A Harvest for Seasons to Come.
Mentorship comes in many forms. This bond can be personal with someone who cares about you or from afar, where you study the actions of someone you may never meet. I have had the privilege to experience both in my life.
In this issue you will find great stories of mentorship. I could not be more honored to deliver our cover story with Donald Trump Jr. to you. All politics aside, I have found value in the Trump Organization since I was a young boy. I can distinctly remember in first grade, our teacher asked us to draw images of what we wanted to be when we grew up. Some kids drew firemen, some drew doctors; I drew buildings. When asked if I wanted to be an architect, I responded “No, I want to be Donald Trump.” This had nothing to do with politics (it was well before he became involved in politics) and everything to do with success. Probably should have stuck with buildings and not magazines, but hey, God had other plans…

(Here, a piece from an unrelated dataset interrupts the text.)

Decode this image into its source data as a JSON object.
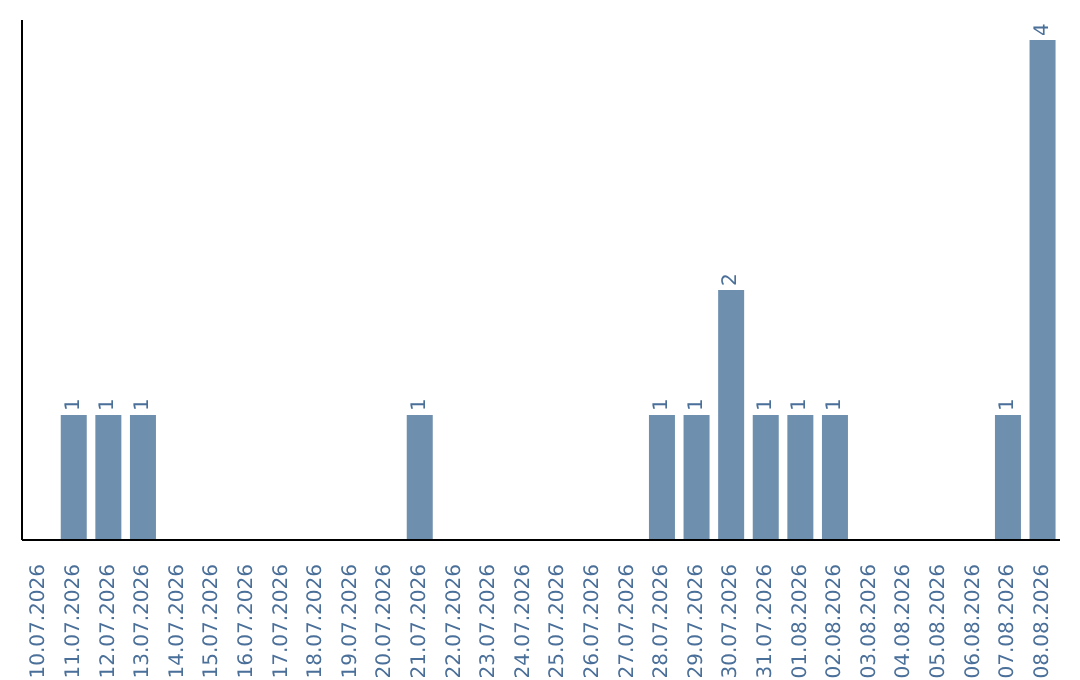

Trump was one of those mentors that I have never met (I hope to one day) but who made a huge impact in my development as a businessman and entrepreneur. Learning more about his son, Don Jr., has impacted me as well. His article in this issue is truly inspiring. Don has stepped well outside of his father’s shadow, an impressive feat alone, and has become quite the conservationist, business leader, and mentor to his children and others. Even while in the public eye like never before, you will still see him at hunting tradeshows, sharing campfire stories, and enjoying hunts with everyday folks like you and me.

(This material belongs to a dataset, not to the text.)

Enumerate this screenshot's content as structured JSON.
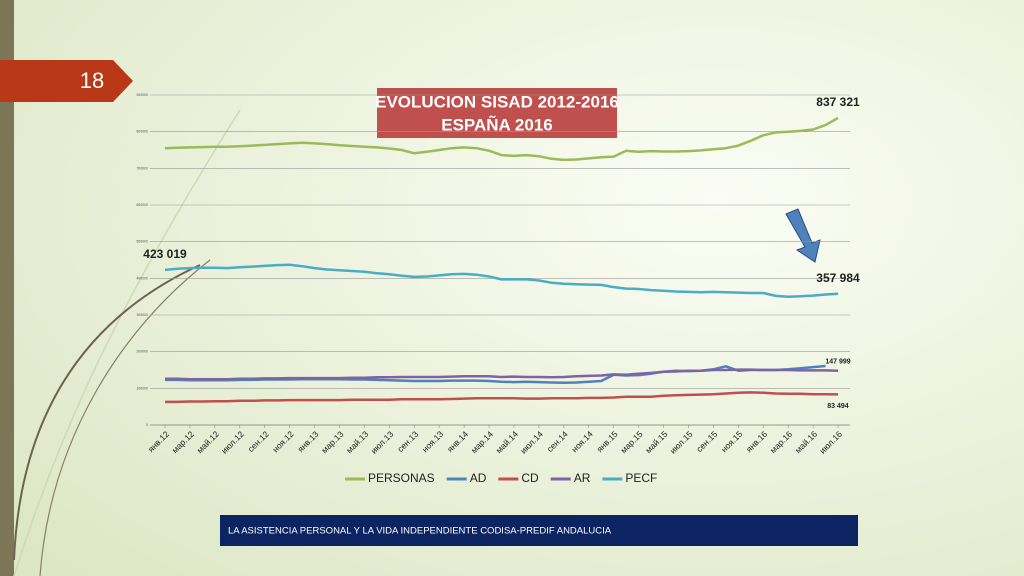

A friend told me a story about Don before our interview took place. One day while on a hunt, Don Jr. stopped into a local shop early in the morning while the shopkeeper was stocking shelves. She dropped a box of granola bars, and they spilled all over the floor. Don, without hesitation, bent over and helped the woman collect the spilled goods. She thanked him, never realizing who he was, nor did Trump make it known. The world needs more men like this. No job is too small for great leaders nor should we disregard plain ol’, down-to-earth, kindness. It doesn’t matter if you’re a multi-millionaire like Trump or a minimum-wage, paycheck-to-paycheck employee.
Speaking of the outdoors though, another impactful article for you to read in this issue is our Giving Back section on Hunt the Vote. Did you know that a surprising number of hunters don’t vote? That’s right—they don’t. Of all the registered hunters out there, roughly 30 percent aren’t registered to vote. Of the remaining balance, just over half actually exercise that right. In my home state of Texas, during the 2016 and 2018 elections, nearly 300,000 of the 1.2 million registered hunters in the state sat it out at the ballot box. Blows my mind. Why are we doing all of this if we don’t vote our values and protect our rights as outdoorsmen? This year, please do the right thing and vote. Our lifestyle depends on it.

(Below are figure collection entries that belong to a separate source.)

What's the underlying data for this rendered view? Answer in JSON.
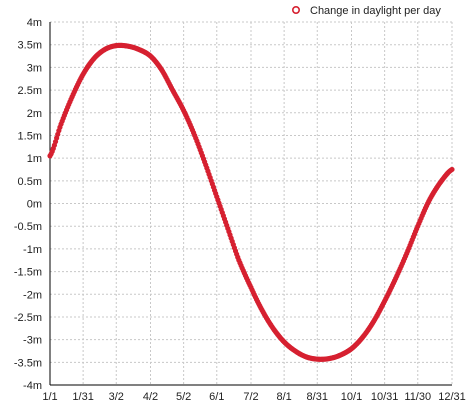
{
  "chart_data": {
    "type": "scatter",
    "title": "",
    "xlabel": "",
    "ylabel": "",
    "legend": {
      "position": "top-right",
      "entry": "Change in daylight per day"
    },
    "colors": {
      "series": "#d62030",
      "grid": "#c8c8c8",
      "axis": "#000000"
    },
    "grid": true,
    "x_ticks": [
      "1/1",
      "1/31",
      "3/2",
      "4/2",
      "5/2",
      "6/1",
      "7/2",
      "8/1",
      "8/31",
      "10/1",
      "10/31",
      "11/30",
      "12/31"
    ],
    "y_ticks": [
      "4m",
      "3.5m",
      "3m",
      "2.5m",
      "2m",
      "1.5m",
      "1m",
      "0.5m",
      "0m",
      "-0.5m",
      "-1m",
      "-1.5m",
      "-2m",
      "-2.5m",
      "-3m",
      "-3.5m",
      "-4m"
    ],
    "xlim": [
      "1/1",
      "12/31"
    ],
    "ylim": [
      -4,
      4
    ],
    "y_unit": "minutes",
    "series": [
      {
        "name": "Change in daylight per day",
        "x": [
          "1/1",
          "1/11",
          "1/21",
          "1/31",
          "2/10",
          "2/20",
          "3/2",
          "3/12",
          "3/22",
          "4/2",
          "4/12",
          "4/22",
          "5/2",
          "5/12",
          "5/22",
          "6/1",
          "6/11",
          "6/21",
          "7/2",
          "7/12",
          "7/22",
          "8/1",
          "8/11",
          "8/21",
          "8/31",
          "9/10",
          "9/20",
          "10/1",
          "10/11",
          "10/21",
          "10/31",
          "11/10",
          "11/20",
          "11/30",
          "12/10",
          "12/20",
          "12/31"
        ],
        "y": [
          1.05,
          1.75,
          2.35,
          2.85,
          3.2,
          3.4,
          3.48,
          3.47,
          3.4,
          3.25,
          2.95,
          2.5,
          2.05,
          1.5,
          0.85,
          0.15,
          -0.55,
          -1.25,
          -1.85,
          -2.35,
          -2.75,
          -3.05,
          -3.25,
          -3.38,
          -3.43,
          -3.42,
          -3.35,
          -3.2,
          -2.95,
          -2.6,
          -2.15,
          -1.65,
          -1.1,
          -0.5,
          0.05,
          0.45,
          0.75
        ]
      }
    ]
  }
}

On a personal level, a man who did have a huge impact on my life, was my Uncle Rick. Like Don Jr.’s grandfather (who we dive into with our cover story), Uncle Rick was my outdoors mentor. He would take me to remote parts of the country, and we would essentially disappear into the woods too, learning to be self-sufficient in the wild. He taught me how to cast and catch trout in remote parts of Maine, so far into the wilderness that a logging road was considered a highway. We would cook those fish on a stick over the fire like we were roasting marshmallows—best darn fish I ever ate and some of my favorite childhood memories.
Uncle Rick knew the importance of the outdoors and the importance of mentorship. Also, he knew that I lost my father at a young age, and he stepped up to be that role model I needed in the woods. He taught me about conservation, gave me confidence in the wild, and most importantly instilled a passion for nature and adventure that still lives on. Though Uncle Rick has passed on, his mentorship has led me to have a passion to help others new to the great outdoors. Quickly thinking, I can say with confidence, that I have guided/given up more whitetail bucks to young hunters and/or adults who have never hunted before, than I have shot myself. Each time, I often wonder if I will ever get to harvest a buck I have fed, patterned, and watched on game cameras for months, but the thrill of that congratulatory high-five and the smile on their face is worth more than any trophy on my wall.
I want to wish you all a first and foremost, safe season. If you are in a tree stand, please wear a safety harness—gravity doesn’t discriminate. May you all be blessed with success, great memories from deer camp, campfire belly laughs, and abundantly filled freezers after it is all said and done. Lastly, be a mentor. Take a kid or even an adult hunting. You never know who would love to be there with you but may not be speaking up. It can change their life—Uncle Rick surely changed mine.